Russia's natural gas giant and pipeline exports monopolist Gazprom could SPO an additional 3.7% of its quasi-treasury shares in the next few months to cash in again on a dramatic rally in the company’s share price in July after it doubled its dividend payout, Bloomberg reported citing unnamed sources. The stake, which reportedly will be sold to foreign investors through local brokers, would be worth RUB200bn ($3bn) at current valuations.
As reported by bne IntelliNews, in July Gazprom sold a quasi-treasury stake of 2.93% in a surprise SPO for RUB139bn, cashing in on the recent rally of its shares and record-high capitalisation. Almost half of the offering went to one unnamed investor.
One of the buyers of the first SPO was stoligarch Arcady Rotenberg, one of the largest recipients of state construction and infrastructure objects, according to Bloomberg. However, representatives of Rotenberg denied the accusation, Vedomosti reports.
Analysts surveyed by Vedomosti believe that the next SPO of the quasi-treasury shares will also be offered to a narrow pool of investors. Despite the overhang risks usually associated with sales of additional shares, the market could again react positively to the SPO news and expect Gazprom to please new investors, possibly through even more dividends hikes.
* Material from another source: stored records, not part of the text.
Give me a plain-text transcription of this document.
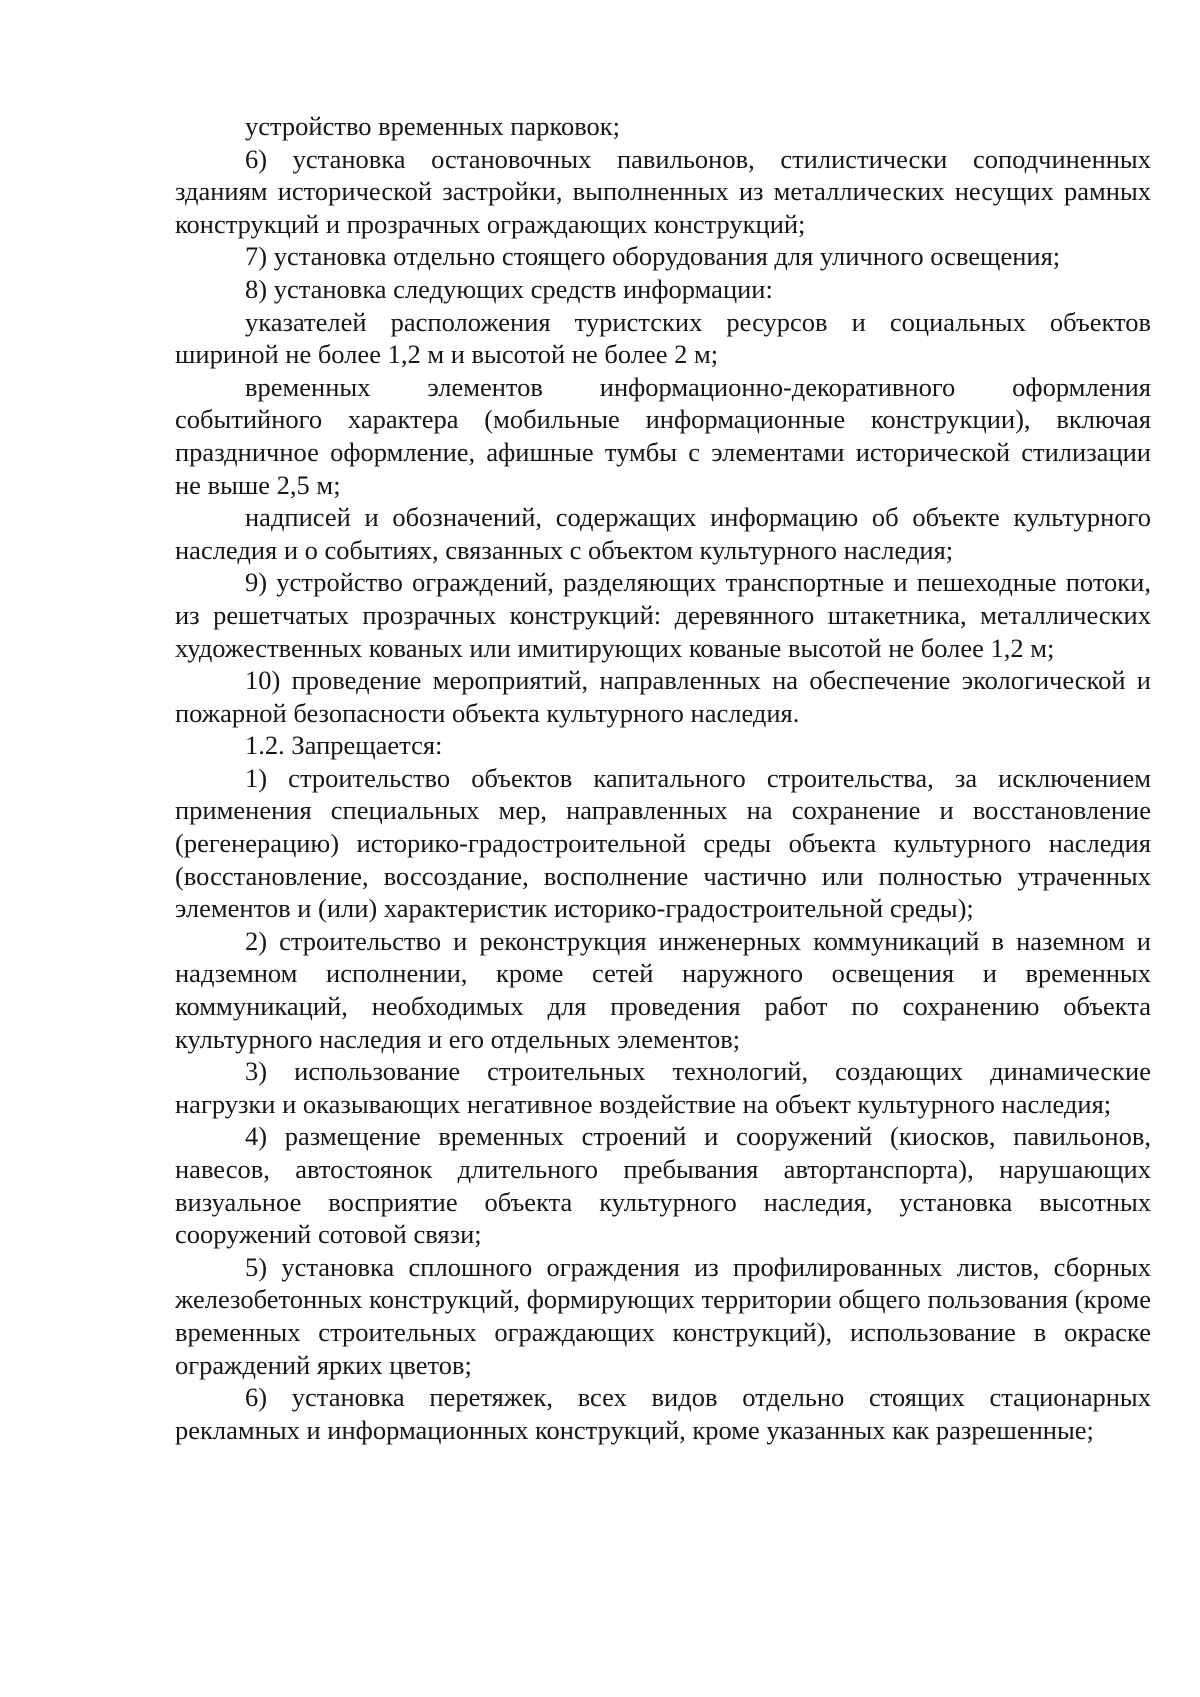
устройство временных парковок;

6) установка остановочных павильонов, стилистически соподчиненных зданиям исторической застройки, выполненных из металлических несущих рамных конструкций и прозрачных ограждающих конструкций;

7) установка отдельно стоящего оборудования для уличного освещения;

8) установка следующих средств информации:

указателей расположения туристских ресурсов и социальных объектов шириной не более 1,2 м и высотой не более 2 м;

временных элементов информационно-декоративного оформления событийного характера (мобильные информационные конструкции), включая праздничное оформление, афишные тумбы с элементами исторической стилизации не выше 2,5 м;

надписей и обозначений, содержащих информацию об объекте культурного наследия и о событиях, связанных с объектом культурного наследия;

9) устройство ограждений, разделяющих транспортные и пешеходные потоки, из решетчатых прозрачных конструкций: деревянного штакетника, металлических художественных кованых или имитирующих кованые высотой не более 1,2 м;

10) проведение мероприятий, направленных на обеспечение экологической и пожарной безопасности объекта культурного наследия.

1.2. Запрещается:

1) строительство объектов капитального строительства, за исключением применения специальных мер, направленных на сохранение и восстановление (регенерацию) историко-градостроительной среды объекта культурного наследия (восстановление, воссоздание, восполнение частично или полностью утраченных элементов и (или) характеристик историко-градостроительной среды);

2) строительство и реконструкция инженерных коммуникаций в наземном и надземном исполнении, кроме сетей наружного освещения и временных коммуникаций, необходимых для проведения работ по сохранению объекта культурного наследия и его отдельных элементов;

3) использование строительных технологий, создающих динамические нагрузки и оказывающих негативное воздействие на объект культурного наследия;

4) размещение временных строений и сооружений (киосков, павильонов, навесов, автостоянок длительного пребывания автортанспорта), нарушающих визуальное восприятие объекта культурного наследия, установка высотных сооружений сотовой связи;

5) установка сплошного ограждения из профилированных листов, сборных железобетонных конструкций, формирующих территории общего пользования (кроме временных строительных ограждающих конструкций), использование в окраске ограждений ярких цветов;

6) установка перетяжек, всех видов отдельно стоящих стационарных рекламных и информационных конструкций, кроме указанных как разрешенные;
"Traders and other market participants believed that an exclusive group of investors intending to buy out the [quasi-treasury] stake has some exclusive information [on Gazprom] and intends to monetise it. This is why the market switched to buy," an unnamed trader told Vedomosti back in July.
"None of the sane investors or investor groups would buy such a large stake without a clear perspective of re-selling it with a profit in the future," another source said.
Prior to the first SPO, Gazprom's subsidiaries owned 6.64% of shares in the mother company. Previously the head of the company, Alexei Miller, told the press that various market mechanisms of monetising the treasury stake were being considered, thus more similar SPOs are not excluded.